One of the more unexpected projects undertaken by McGregor this year is his first foray into a major TV series as a leading character.
“I start shooting HBO series, The Corrections, in February, which is an adaptation of Jonathan Franzen’s novel. It’s an incredibly well written series and has a really good cast, too, with Chris Cooper and Diane Wiest. It’s a really nice cast and has a brilliant director, Noah Baumbach, who did The Squid and the Whale and Greenberg. We’re in New York filming that at the moment.”
When it comes to deciding which roles to accept and which to decline, McGregor is well known for not conforming to the usual Hollywood big budget blockbusters. He reveals that it’s the script rather than director, cast or budget that attracts him to films.
“I don’t complicate it. I just look to be engaged when I’m reading it, you know. I think there are different elements that make up a film; an interesting director attached, for example, can change the way you read it. At the same time, though, if you don’t feel connected to the script, then somehow you won’t be able to do your best work. I just look for a story that fascinates me and a character that I don’t feel like I’ve played before. I keep it simple like that, really.”
As one of the hardest working actors in film, McGregor cherishes his time off – whenever he gets some. “I’ve got four children now, so any time off I get, I spend quite a lot of it with my kids and my wife. I also ride my old motorbikes, which is my hobby. They are my passion. I’ve got a collection of old oily British and Italian bikes. I like to keep them going and ride them whenever I can.”
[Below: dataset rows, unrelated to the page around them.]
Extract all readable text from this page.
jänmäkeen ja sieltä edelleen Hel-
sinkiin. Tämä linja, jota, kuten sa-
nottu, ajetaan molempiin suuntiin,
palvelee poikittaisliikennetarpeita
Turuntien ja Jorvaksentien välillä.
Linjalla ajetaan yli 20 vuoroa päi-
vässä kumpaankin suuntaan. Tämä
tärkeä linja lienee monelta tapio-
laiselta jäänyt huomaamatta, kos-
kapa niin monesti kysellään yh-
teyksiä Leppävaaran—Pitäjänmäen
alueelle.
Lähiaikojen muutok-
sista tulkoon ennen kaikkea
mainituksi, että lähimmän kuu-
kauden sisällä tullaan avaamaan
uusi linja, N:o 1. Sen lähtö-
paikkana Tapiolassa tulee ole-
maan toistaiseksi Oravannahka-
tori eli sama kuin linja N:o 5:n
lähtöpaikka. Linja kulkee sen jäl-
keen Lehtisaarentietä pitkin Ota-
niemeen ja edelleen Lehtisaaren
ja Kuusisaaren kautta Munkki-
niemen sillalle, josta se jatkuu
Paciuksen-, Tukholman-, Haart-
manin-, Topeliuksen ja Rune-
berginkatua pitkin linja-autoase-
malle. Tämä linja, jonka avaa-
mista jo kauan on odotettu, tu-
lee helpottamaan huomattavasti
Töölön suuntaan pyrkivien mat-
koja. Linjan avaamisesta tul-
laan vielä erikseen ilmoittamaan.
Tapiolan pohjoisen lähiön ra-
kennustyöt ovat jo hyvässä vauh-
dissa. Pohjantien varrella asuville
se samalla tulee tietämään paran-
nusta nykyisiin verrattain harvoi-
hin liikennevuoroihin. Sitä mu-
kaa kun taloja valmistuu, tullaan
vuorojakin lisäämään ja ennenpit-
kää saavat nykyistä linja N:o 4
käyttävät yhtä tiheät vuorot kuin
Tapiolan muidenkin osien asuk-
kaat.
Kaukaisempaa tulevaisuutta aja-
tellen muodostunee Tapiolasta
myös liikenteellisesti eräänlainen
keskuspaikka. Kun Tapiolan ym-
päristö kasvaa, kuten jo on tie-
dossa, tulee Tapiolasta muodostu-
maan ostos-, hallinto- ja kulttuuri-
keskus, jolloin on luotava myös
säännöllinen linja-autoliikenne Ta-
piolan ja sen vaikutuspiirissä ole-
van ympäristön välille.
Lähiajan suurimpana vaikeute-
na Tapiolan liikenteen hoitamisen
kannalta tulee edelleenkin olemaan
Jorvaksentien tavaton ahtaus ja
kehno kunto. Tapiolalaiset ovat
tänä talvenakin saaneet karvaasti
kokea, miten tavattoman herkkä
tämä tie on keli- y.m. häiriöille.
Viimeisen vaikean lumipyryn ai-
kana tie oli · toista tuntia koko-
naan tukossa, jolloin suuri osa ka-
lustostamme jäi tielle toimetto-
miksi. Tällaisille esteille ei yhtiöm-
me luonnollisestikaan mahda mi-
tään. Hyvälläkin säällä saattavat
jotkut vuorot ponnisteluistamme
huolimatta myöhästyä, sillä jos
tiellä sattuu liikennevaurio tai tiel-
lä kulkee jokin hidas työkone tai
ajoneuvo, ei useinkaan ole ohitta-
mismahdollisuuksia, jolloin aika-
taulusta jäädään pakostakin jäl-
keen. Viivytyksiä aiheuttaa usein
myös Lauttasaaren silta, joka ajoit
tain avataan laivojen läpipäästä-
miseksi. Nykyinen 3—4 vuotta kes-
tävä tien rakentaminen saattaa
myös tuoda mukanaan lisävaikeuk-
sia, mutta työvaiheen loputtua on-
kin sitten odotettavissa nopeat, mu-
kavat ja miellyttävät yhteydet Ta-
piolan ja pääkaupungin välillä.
One motorbike McGregor will not be riding any time soon, however, is his BMW R1200GS used in the popular documentaries The Long Way Round and The Long Way Down.
“There are no plans in place at the moment. I don’t think it’ll happen. It takes such a lot of work and time and I’m already away a lot with my work so it’s difficult to use my spare time to go away again for another three or four months. Especially now that I’ve got a little baby at the moment and I don’t want to miss her baby years.
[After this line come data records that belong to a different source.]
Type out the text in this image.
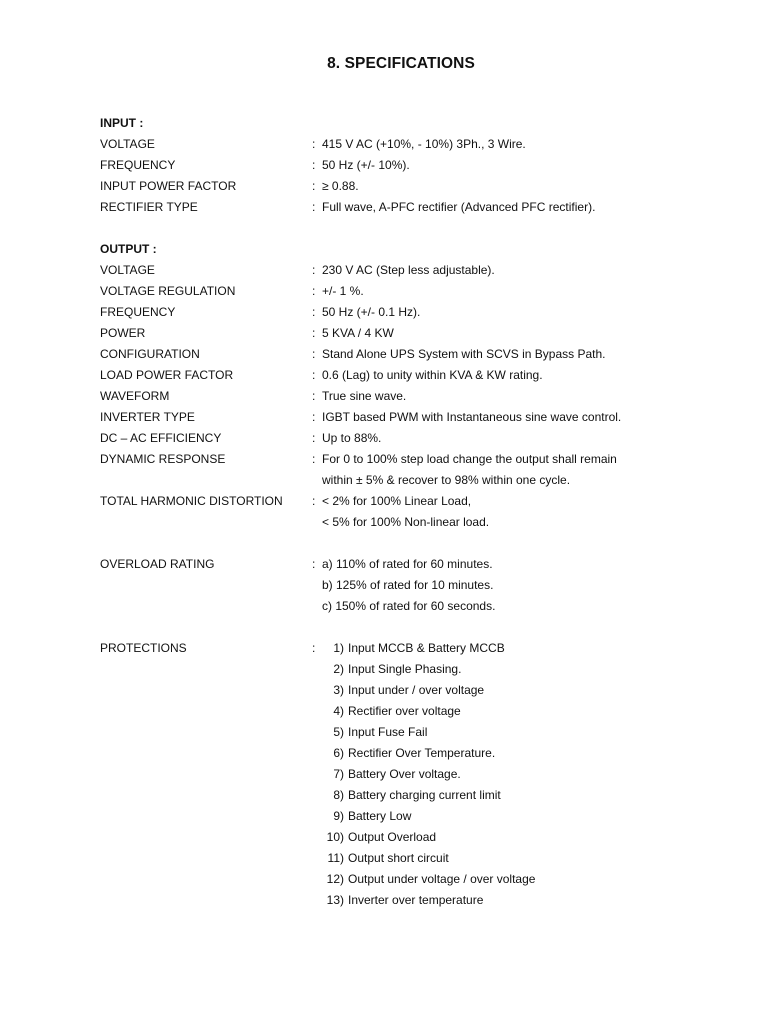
8. SPECIFICATIONS
INPUT :
VOLTAGE	: 415 V AC (+10%, - 10%) 3Ph., 3 Wire.
FREQUENCY	: 50 Hz (+/- 10%).
INPUT POWER FACTOR	: ≥ 0.88.
RECTIFIER TYPE	: Full wave, A-PFC rectifier (Advanced PFC rectifier).
OUTPUT :
VOLTAGE	: 230 V AC (Step less adjustable).
VOLTAGE REGULATION	: +/- 1 %.
FREQUENCY	: 50 Hz (+/- 0.1 Hz).
POWER	: 5 KVA / 4 KW
CONFIGURATION	: Stand Alone UPS System with SCVS in Bypass Path.
LOAD POWER FACTOR	: 0.6 (Lag) to unity within KVA & KW rating.
WAVEFORM	: True sine wave.
INVERTER TYPE	: IGBT based PWM with Instantaneous sine wave control.
DC – AC EFFICIENCY	: Up to 88%.
DYNAMIC RESPONSE	: For 0 to 100% step load change the output shall remain
within ± 5% & recover to 98% within one cycle.
TOTAL HARMONIC DISTORTION	: < 2% for 100% Linear Load,
< 5% for 100% Non-linear load.
OVERLOAD RATING	: a) 110% of rated for 60 minutes.
b) 125% of rated for 10 minutes.
c) 150% of rated for 60 seconds.
PROTECTIONS	:	1) Input MCCB & Battery MCCB
2) Input Single Phasing.
3) Input under / over voltage
4) Rectifier over voltage
5) Input Fuse Fail
6) Rectifier Over Temperature.
7) Battery Over voltage.
8) Battery charging current limit
9) Battery Low
10) Output Overload
11) Output short circuit
12) Output under voltage / over voltage
13) Inverter over temperature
“I ride my bikes almost every day but apart from personal trips that I make now and again and trips with my dad or my brother, I don’t plan on doing any big ones again.”
Staying in L.A and filming in exotic locations around the world, McGregor admits that Scotland will always hold a special place in his heart.
“I always try to spend as much time in Scotland as I can. I try and spend my summers between Scotland and France [Ewan’s wife’s country of birth] so the kids can see their grandparents and I get to be home. It just depends on my schedule, though. It’s not easy to organise school holiday breaks and my breaks.
“If I’m ever filming in Britain, I’ll always make it up to Scotland.”
And he could be coming back to his homeland soon with a third project planned with acclaimed Scottish director David McKenzie.
“I’m speaking to David about another project at the moment. I love working with him. Perfect Sense, which we made together, is a brilliant piece of work by him, as was Young Adam
“He’s not just a great Scottish director but also just one of the great, great directors in the world. He’s got such a unique, dark vision and I like working with him. We’ve been talking about doing a film that, if not Glasgow based, will certainly be Scotland based.”